"Iranian embassy denies dress code"One thing that bothered me in the original National Post article (no longer online) was that it was accompanied by a colour photograph of a young child with a yellow Nazi-era patch:
Chris Wattie; with files from Allan Woods, National Post, with files from CanWest News Service
Published: Saturday, May 20, 2006
Meir Javdanfar, an Israeli expert on Iran and the Middle East who was born and raised in Tehran, said yesterday that he was unable to find any evidence that such a law had been passed.
"None of my sources in Iran have heard of this," he said. "I don't know where this comes from."

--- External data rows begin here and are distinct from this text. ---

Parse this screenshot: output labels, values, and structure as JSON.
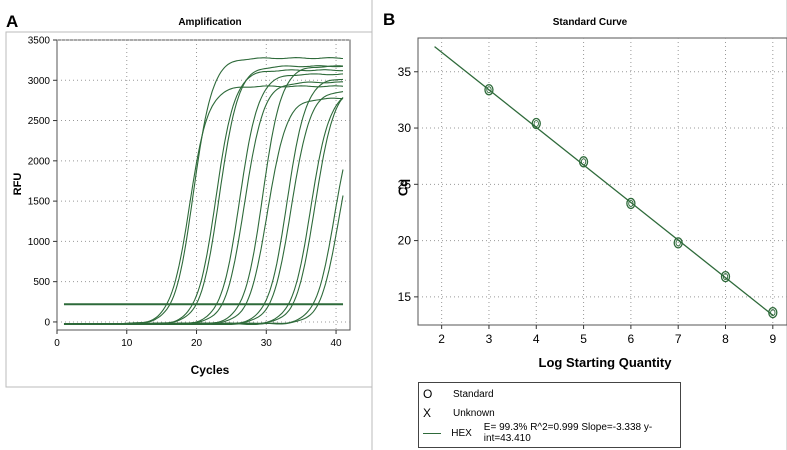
{
  "panels": {
    "a_letter": "A",
    "b_letter": "B"
  },
  "chart_data": [
    {
      "type": "line",
      "title": "Amplification",
      "xlabel": "Cycles",
      "ylabel": "RFU",
      "xlim": [
        0,
        42
      ],
      "ylim": [
        -100,
        3500
      ],
      "xticks": [
        0,
        10,
        20,
        30,
        40
      ],
      "yticks": [
        0,
        500,
        1000,
        1500,
        2000,
        2500,
        3000,
        3500
      ],
      "grid": true,
      "threshold": 220,
      "curve_color": "#2e6a3a",
      "series": [
        {
          "midpoint": 19.0,
          "plateau": 2950
        },
        {
          "midpoint": 19.6,
          "plateau": 3300
        },
        {
          "midpoint": 22.8,
          "plateau": 3150
        },
        {
          "midpoint": 23.3,
          "plateau": 3200
        },
        {
          "midpoint": 26.2,
          "plateau": 3100
        },
        {
          "midpoint": 26.9,
          "plateau": 3000
        },
        {
          "midpoint": 29.5,
          "plateau": 3200
        },
        {
          "midpoint": 30.2,
          "plateau": 2800
        },
        {
          "midpoint": 33.0,
          "plateau": 3050
        },
        {
          "midpoint": 33.6,
          "plateau": 2900
        },
        {
          "midpoint": 36.4,
          "plateau": 2900
        },
        {
          "midpoint": 37.0,
          "plateau": 2950
        },
        {
          "midpoint": 39.8,
          "plateau": 2700
        },
        {
          "midpoint": 40.5,
          "plateau": 2700
        }
      ]
    },
    {
      "type": "scatter",
      "title": "Standard Curve",
      "xlabel": "Log Starting Quantity",
      "ylabel": "Cq",
      "xlim": [
        1.5,
        9.3
      ],
      "ylim": [
        12.5,
        38
      ],
      "xticks": [
        2,
        3,
        4,
        5,
        6,
        7,
        8,
        9
      ],
      "yticks": [
        15,
        20,
        25,
        30,
        35
      ],
      "grid": true,
      "fit": {
        "slope": -3.338,
        "intercept": 43.41,
        "x_range": [
          1.85,
          9.0
        ]
      },
      "points": [
        {
          "x": 3,
          "y": 33.4
        },
        {
          "x": 4,
          "y": 30.4
        },
        {
          "x": 5,
          "y": 27.0
        },
        {
          "x": 6,
          "y": 23.3
        },
        {
          "x": 7,
          "y": 19.8
        },
        {
          "x": 8,
          "y": 16.8
        },
        {
          "x": 9,
          "y": 13.6
        }
      ],
      "legend": {
        "standard_label": "Standard",
        "unknown_label": "Unknown",
        "hex_label": "HEX",
        "fit_text": "E= 99.3% R^2=0.999 Slope=-3.338 y-int=43.410",
        "standard_symbol": "O",
        "unknown_symbol": "X"
      },
      "color": "#2e6a3a"
    }
  ]
}
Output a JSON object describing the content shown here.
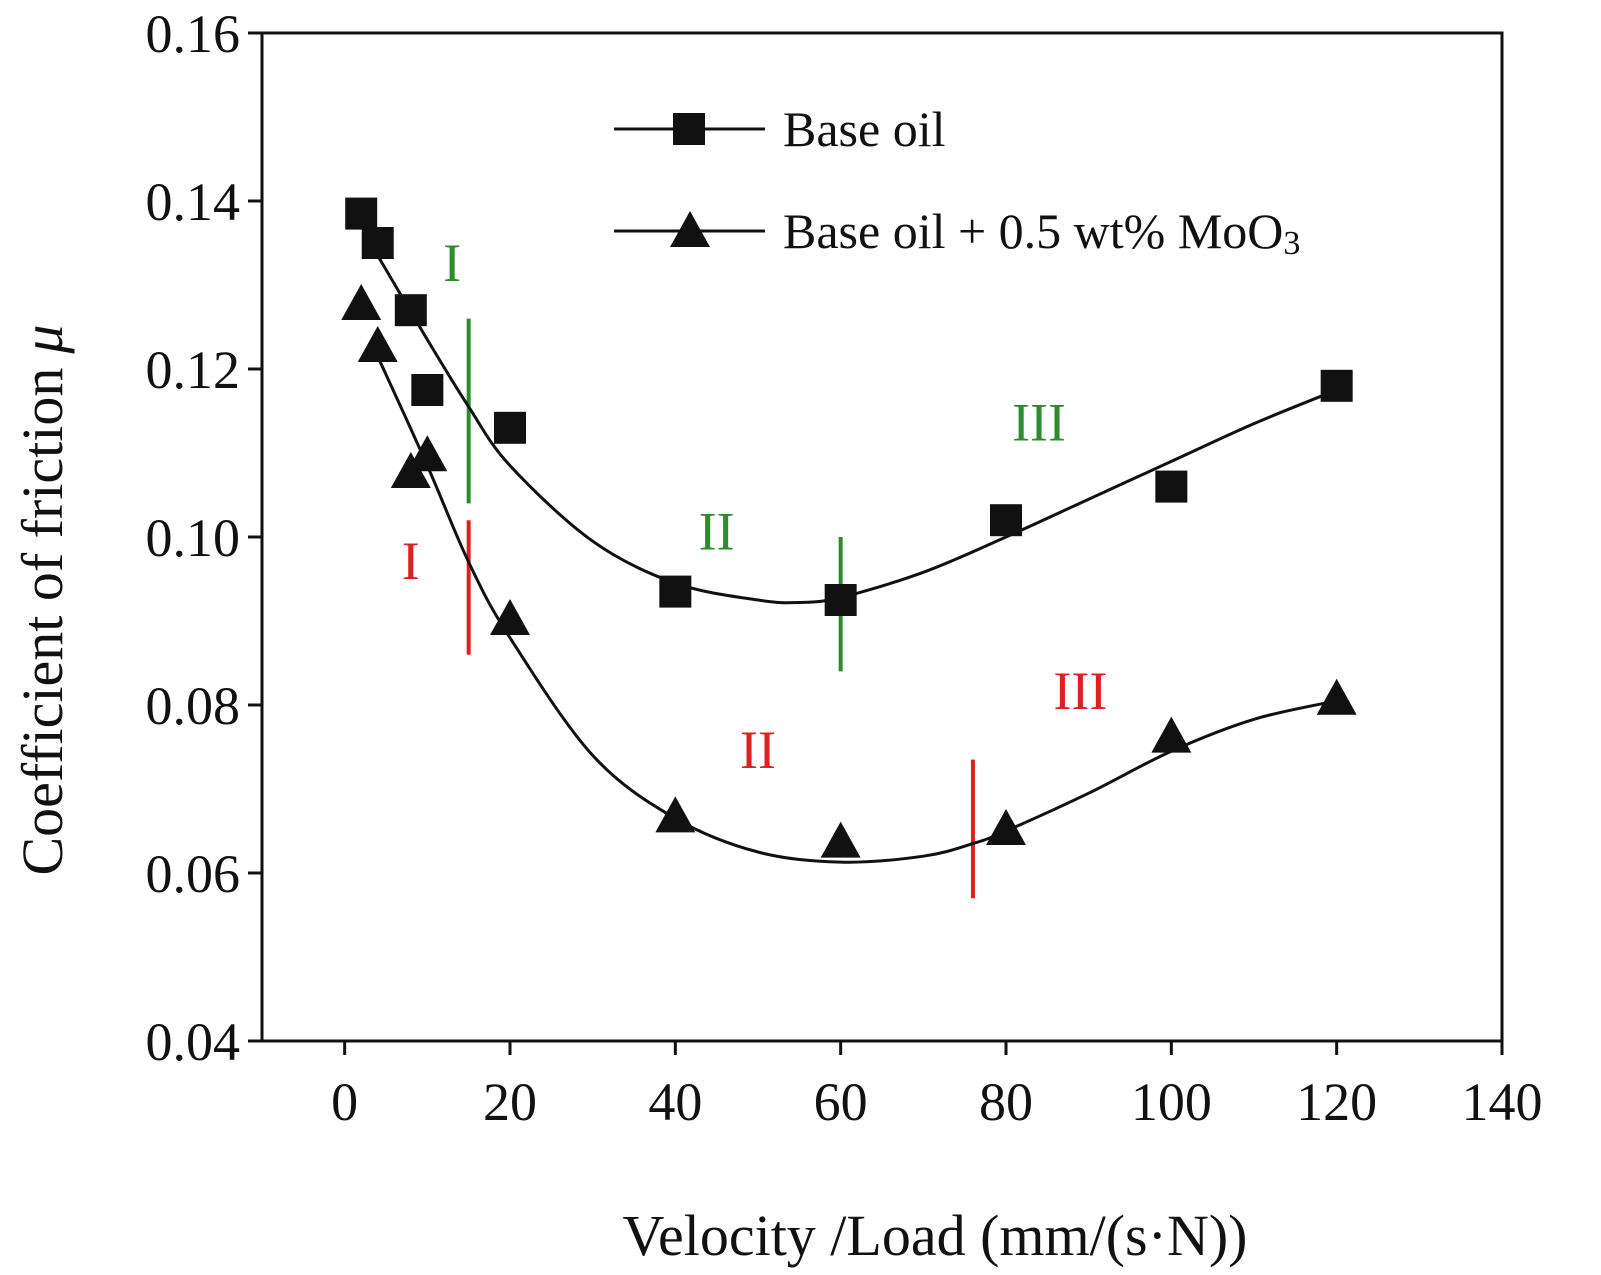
{
  "chart_data": {
    "type": "line",
    "title": "",
    "xlabel": "Velocity /Load (mm/(s·N))",
    "ylabel_text": "Coefficient of friction",
    "ylabel_symbol": "μ",
    "xlim": [
      -10,
      140
    ],
    "ylim": [
      0.04,
      0.16
    ],
    "xticks": [
      0,
      20,
      40,
      60,
      80,
      100,
      120,
      140
    ],
    "xtick_labels": [
      "0",
      "20",
      "40",
      "60",
      "80",
      "100",
      "120",
      "140"
    ],
    "yticks": [
      0.04,
      0.06,
      0.08,
      0.1,
      0.12,
      0.14,
      0.16
    ],
    "ytick_labels": [
      "0.04",
      "0.06",
      "0.08",
      "0.10",
      "0.12",
      "0.14",
      "0.16"
    ],
    "legend_position": "top-right",
    "series": [
      {
        "name": "Base oil",
        "legend_label": "Base oil",
        "marker": "square",
        "x": [
          2,
          4,
          8,
          10,
          20,
          40,
          60,
          80,
          100,
          120
        ],
        "y": [
          0.1385,
          0.135,
          0.127,
          0.1175,
          0.113,
          0.0935,
          0.0925,
          0.102,
          0.106,
          0.118
        ],
        "fit": [
          [
            4,
            0.1335
          ],
          [
            10,
            0.1235
          ],
          [
            15,
            0.1155
          ],
          [
            20,
            0.1085
          ],
          [
            30,
            0.0995
          ],
          [
            40,
            0.0945
          ],
          [
            50,
            0.0925
          ],
          [
            55,
            0.0922
          ],
          [
            60,
            0.0928
          ],
          [
            70,
            0.0958
          ],
          [
            80,
            0.1
          ],
          [
            90,
            0.1045
          ],
          [
            100,
            0.109
          ],
          [
            110,
            0.1135
          ],
          [
            120,
            0.1175
          ]
        ]
      },
      {
        "name": "Base oil + 0.5 wt% MoO3",
        "legend_label": "Base oil + 0.5 wt% MoO",
        "legend_subscript": "3",
        "marker": "triangle",
        "x": [
          2,
          4,
          8,
          10,
          20,
          40,
          60,
          80,
          100,
          120
        ],
        "y": [
          0.1275,
          0.1225,
          0.1075,
          0.1095,
          0.09,
          0.0665,
          0.0635,
          0.065,
          0.076,
          0.0805
        ],
        "fit": [
          [
            4,
            0.1215
          ],
          [
            10,
            0.1085
          ],
          [
            15,
            0.097
          ],
          [
            20,
            0.088
          ],
          [
            30,
            0.074
          ],
          [
            40,
            0.0665
          ],
          [
            50,
            0.0625
          ],
          [
            60,
            0.0613
          ],
          [
            70,
            0.062
          ],
          [
            76,
            0.0635
          ],
          [
            80,
            0.065
          ],
          [
            90,
            0.0695
          ],
          [
            100,
            0.0745
          ],
          [
            110,
            0.0783
          ],
          [
            120,
            0.0805
          ]
        ]
      }
    ],
    "region_dividers": [
      {
        "x": 15,
        "y_range": [
          0.104,
          0.126
        ],
        "color": "#2e8b2e"
      },
      {
        "x": 60,
        "y_range": [
          0.084,
          0.1
        ],
        "color": "#2e8b2e"
      },
      {
        "x": 15,
        "y_range": [
          0.086,
          0.102
        ],
        "color": "#e02020"
      },
      {
        "x": 76,
        "y_range": [
          0.057,
          0.0735
        ],
        "color": "#e02020"
      }
    ],
    "annotations": [
      {
        "text": "I",
        "x": 13,
        "y": 0.1305,
        "color": "#2e8b2e"
      },
      {
        "text": "II",
        "x": 45,
        "y": 0.0985,
        "color": "#2e8b2e"
      },
      {
        "text": "III",
        "x": 84,
        "y": 0.1115,
        "color": "#2e8b2e"
      },
      {
        "text": "I",
        "x": 8,
        "y": 0.095,
        "color": "#e02020"
      },
      {
        "text": "II",
        "x": 50,
        "y": 0.0725,
        "color": "#e02020"
      },
      {
        "text": "III",
        "x": 89,
        "y": 0.0795,
        "color": "#e02020"
      }
    ]
  }
}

Mr. Javdanfar said that not all clauses of the law had been passed through the parliament and said the requirement that Jews, Christians and Zoroastrians wear special insignia might be part of an older version of the Islamic dress law, which was first written two years ago.
"In any case, there is no way that they could have forced Iranian Jews to wear this," he added. "The Iranian people would never stand for it." However, Mr. Kermanian added that Jews in Iran still face widespread, systematic discrimination.
The caption didn't reveal the provenance of the picture, but it was obviously not historical. If they had published a photograph of Jews wearing the patch during the Third Reich, that would have been acceptable. But to publish a child "re-constructing" or "re-enacting" tragedy without running a caption - as if to imply that this was an Iranian Jew - is ridiculous. It only harms and trivializes the memory of the Holocaust. The picture reminded me of those painful newscasts showing settler kids evacuated from Gush Qatif whose parents put yellow Magen David patches on them.